Mein Wort zum Sonntag – 28. Juni 2020

Einen schönen Sonntag wünsche ich dir!


Endlich Urlaub! Endlich Ferien! Mit leichtem Gepäck habe ich meine Wahlheimat Kiel verlassen, um nun wieder einmal meine Familie zu besuchen. Dabei wird in den zwei Wochen bestimmt auch genug Zeit sein, an meinen nächsten Büchern weiterzuarbeiten. Richtig gehört: BÜCHERN. Plural. Beim ersten handelt es sich natürlich um den dritten Teil meiner Urzeit-Abenteuerreihe „Die weißen Steine“. Beim zweiten darf ich leider noch nicht verraten, um was es geht – aber es wird bestimmt ein mindestens ebenso großer Knaller! Schließlich arbeite ich dabei mit einem vielversprechenden neuen Verlag, einem versierten jungen Wissenschaftler und einem renommierten Paläo-Künstler zusammen. Ihr dürft gespannt sein, in den nächsten Wochen erfahrt ihr darüber mehr!

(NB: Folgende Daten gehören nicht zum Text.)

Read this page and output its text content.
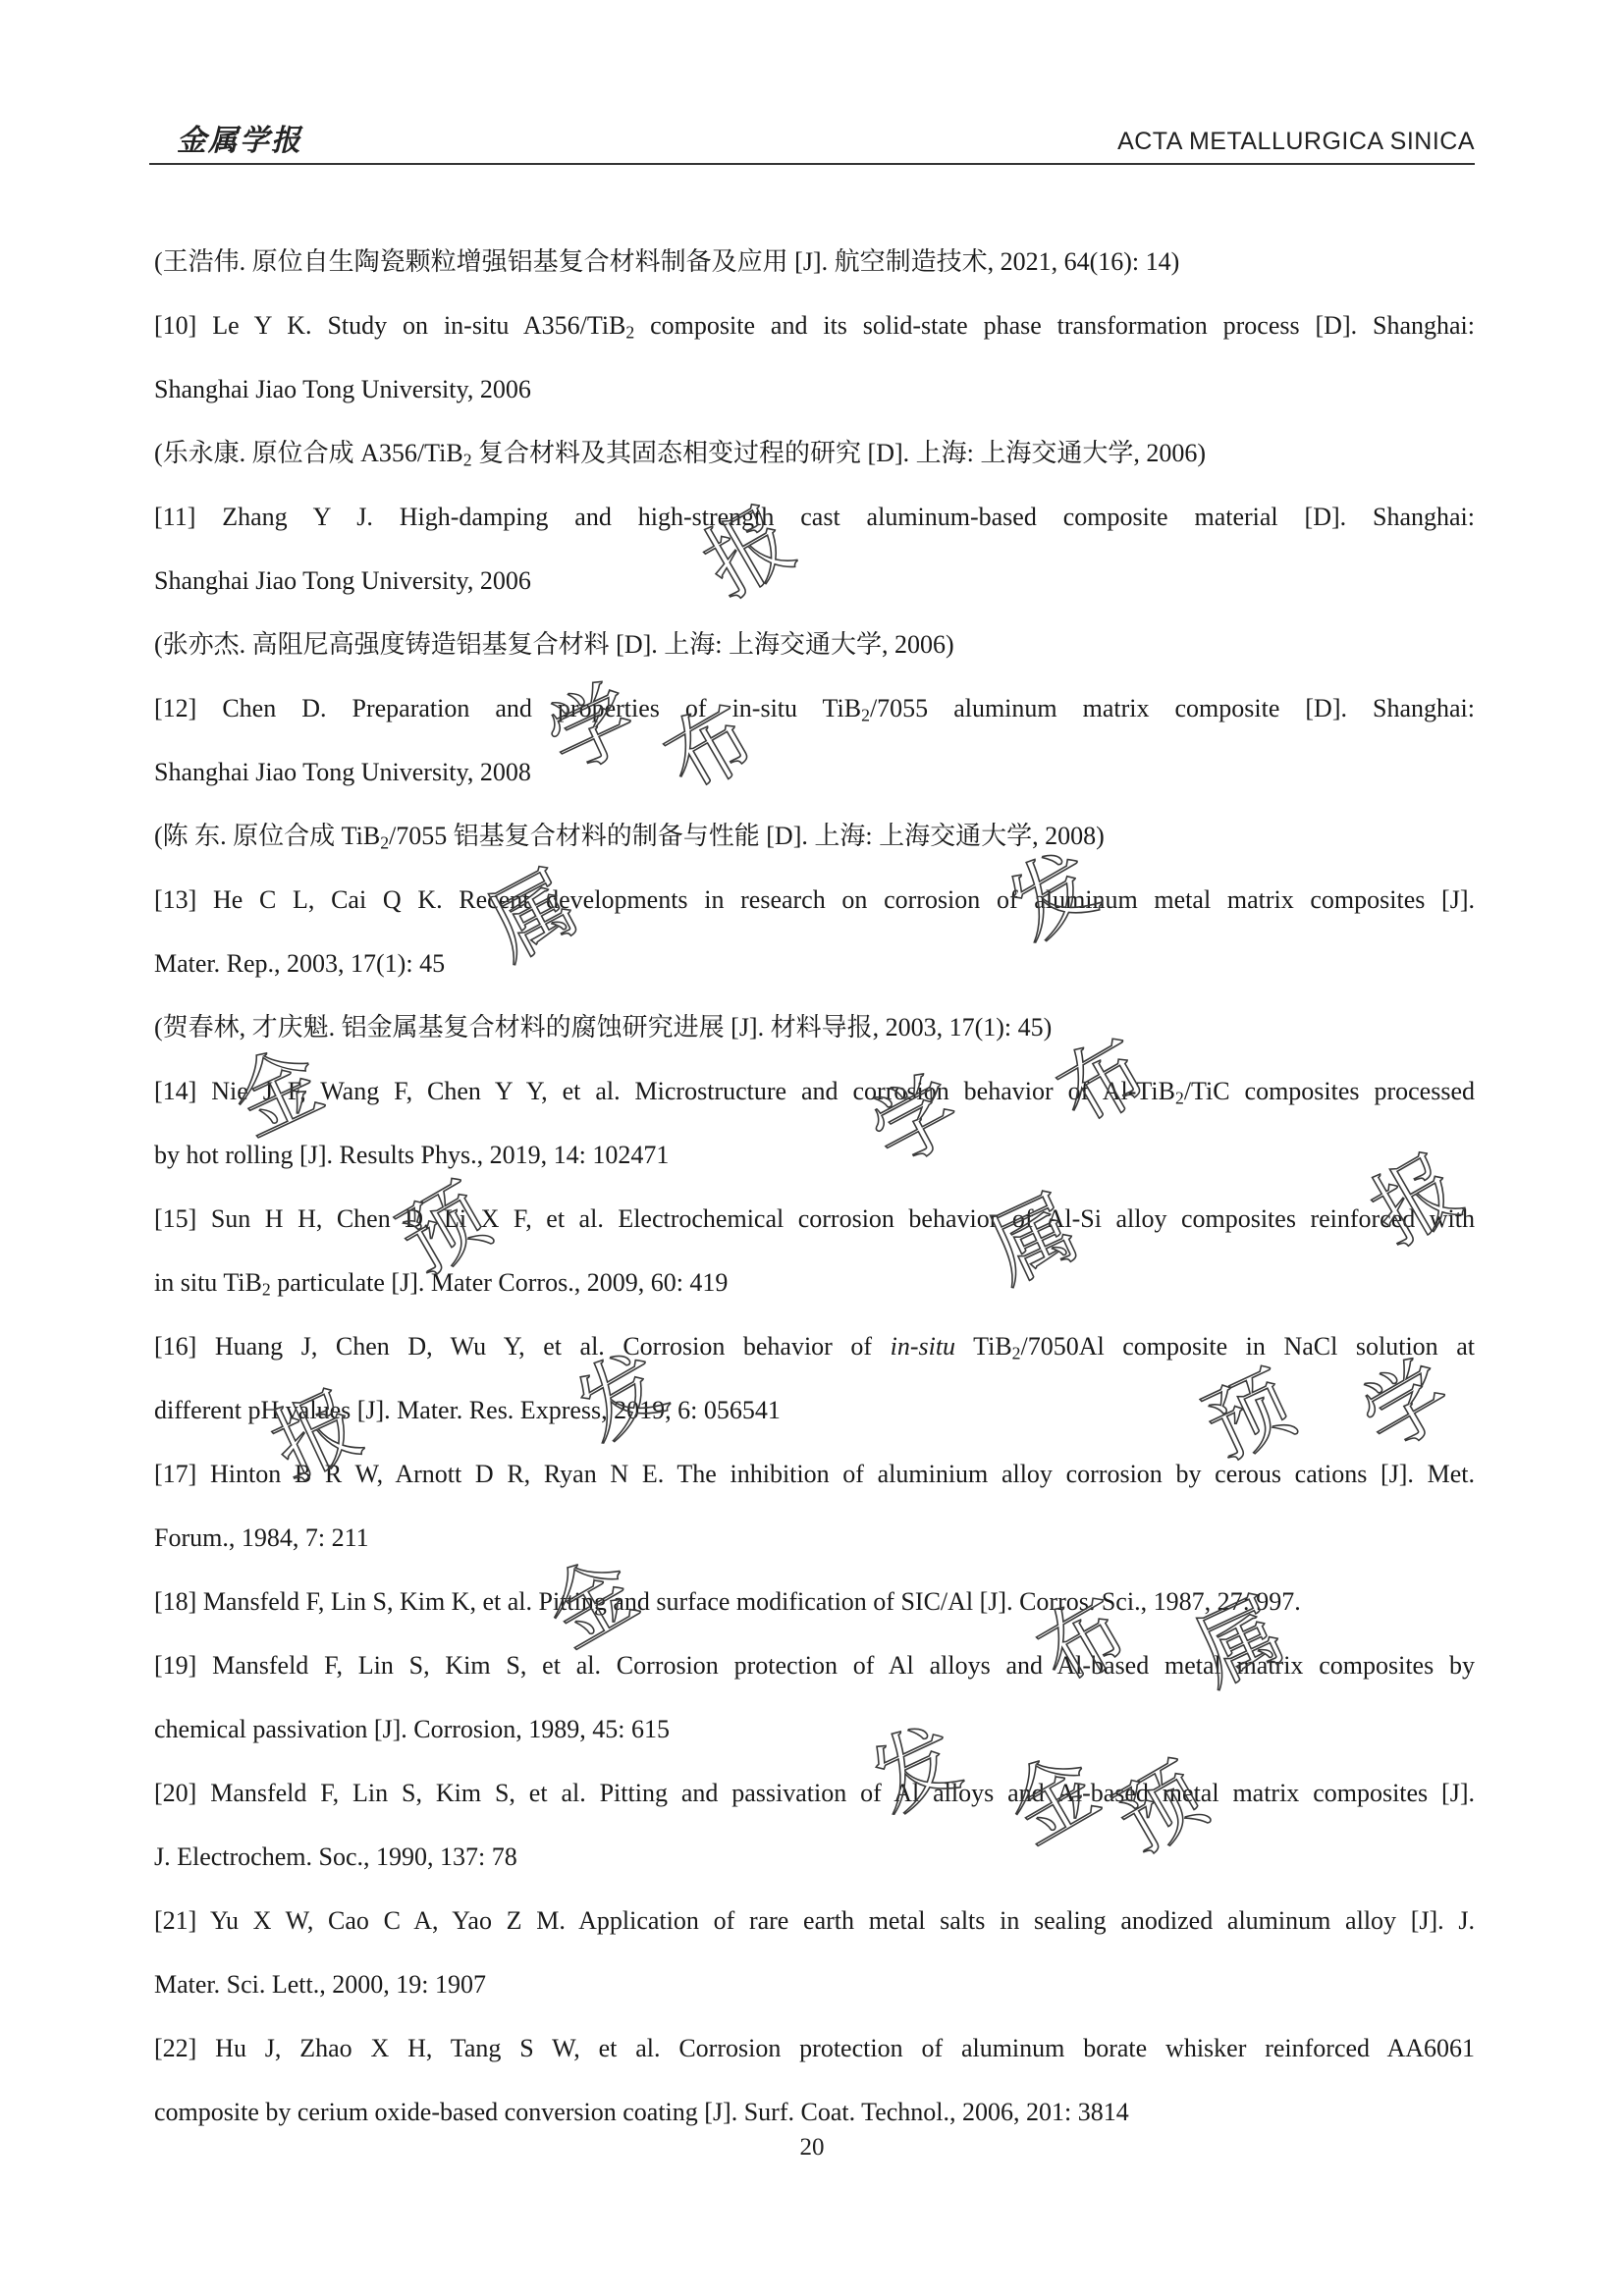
金属学报	ACTA METALLURGICA SINICA
(王浩伟. 原位自生陶瓷颗粒增强铝基复合材料制备及应用 [J]. 航空制造技术, 2021, 64(16): 14)
[10] Le Y K. Study on in-situ A356/TiB$_2$ composite and its solid-state phase transformation process [D]. Shanghai:
Shanghai Jiao Tong University, 2006
(乐永康. 原位合成 A356/TiB$_2$ 复合材料及其固态相变过程的研究 [D]. 上海: 上海交通大学, 2006)
[11] Zhang Y J. High-damping and high-strength cast aluminum-based composite material [D]. Shanghai:
Shanghai Jiao Tong University, 2006
(张亦杰. 高阻尼高强度铸造铝基复合材料 [D]. 上海: 上海交通大学, 2006)
[12] Chen D. Preparation and properties of in-situ TiB$_2$/7055 aluminum matrix composite [D]. Shanghai:
Shanghai Jiao Tong University, 2008
(陈 东. 原位合成 TiB$_2$/7055 铝基复合材料的制备与性能 [D]. 上海: 上海交通大学, 2008)
[13] He C L, Cai Q K. Recent developments in research on corrosion of aluminum metal matrix composites [J].
Mater. Rep., 2003, 17(1): 45
(贺春林, 才庆魁. 铝金属基复合材料的腐蚀研究进展 [J]. 材料导报, 2003, 17(1): 45)
[14] Nie J F, Wang F, Chen Y Y, et al. Microstructure and corrosion behavior of Al-TiB$_2$/TiC composites processed
by hot rolling [J]. Results Phys., 2019, 14: 102471
[15] Sun H H, Chen D, Li X F, et al. Electrochemical corrosion behavior of Al-Si alloy composites reinforced with
in situ TiB$_2$ particulate [J]. Mater Corros., 2009, 60: 419
[16] Huang J, Chen D, Wu Y, et al. Corrosion behavior of in-situ TiB$_2$/7050Al composite in NaCl solution at
different pH values [J]. Mater. Res. Express, 2019, 6: 056541
[17] Hinton B R W, Arnott D R, Ryan N E. The inhibition of aluminium alloy corrosion by cerous cations [J]. Met.
Forum., 1984, 7: 211
[18] Mansfeld F, Lin S, Kim K, et al. Pitting and surface modification of SIC/Al [J]. Corros. Sci., 1987, 27: 997.
[19] Mansfeld F, Lin S, Kim S, et al. Corrosion protection of Al alloys and Al-based metal matrix composites by
chemical passivation [J]. Corrosion, 1989, 45: 615
[20] Mansfeld F, Lin S, Kim S, et al. Pitting and passivation of Al alloys and Al-based metal matrix composites [J].
J. Electrochem. Soc., 1990, 137: 78
[21] Yu X W, Cao C A, Yao Z M. Application of rare earth metal salts in sealing anodized aluminum alloy [J]. J.
Mater. Sci. Lett., 2000, 19: 1907
[22] Hu J, Zhao X H, Tang S W, et al. Corrosion protection of aluminum borate whisker reinforced AA6061
composite by cerium oxide-based conversion coating [J]. Surf. Coat. Technol., 2006, 201: 3814
20
报
学
布
属	发
报
金
预
学 布
属
发
报
金
预 学
布 属
发 金
预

Der zweite Teil von „Die weißen Steine“ ist leider immer noch nicht in Sicht.

Ich belasse es bei dieser Nachricht. Sich zu ärgern bringt das Buch schließlich auch nicht auf den Weg und lässt die Probleme meines Verlags verschwinden. Ihr könnt es dort zwar immer noch vorbestellen, aber wann es endlich erscheint, steht weiterhin in den Sternen.

https://www.ehrlich-verlag.de/produkt/die-weissen-steine-band-2-blut-der-sonne/


Wer allerdings schonmal einen kleinen Teaser genießen will, kann sich gerne meine Online-Lesung ansehen. In dem Kapitel „Erinnerungen“ erlebt ihr eine spannende Begegnung mit Dinosauriern.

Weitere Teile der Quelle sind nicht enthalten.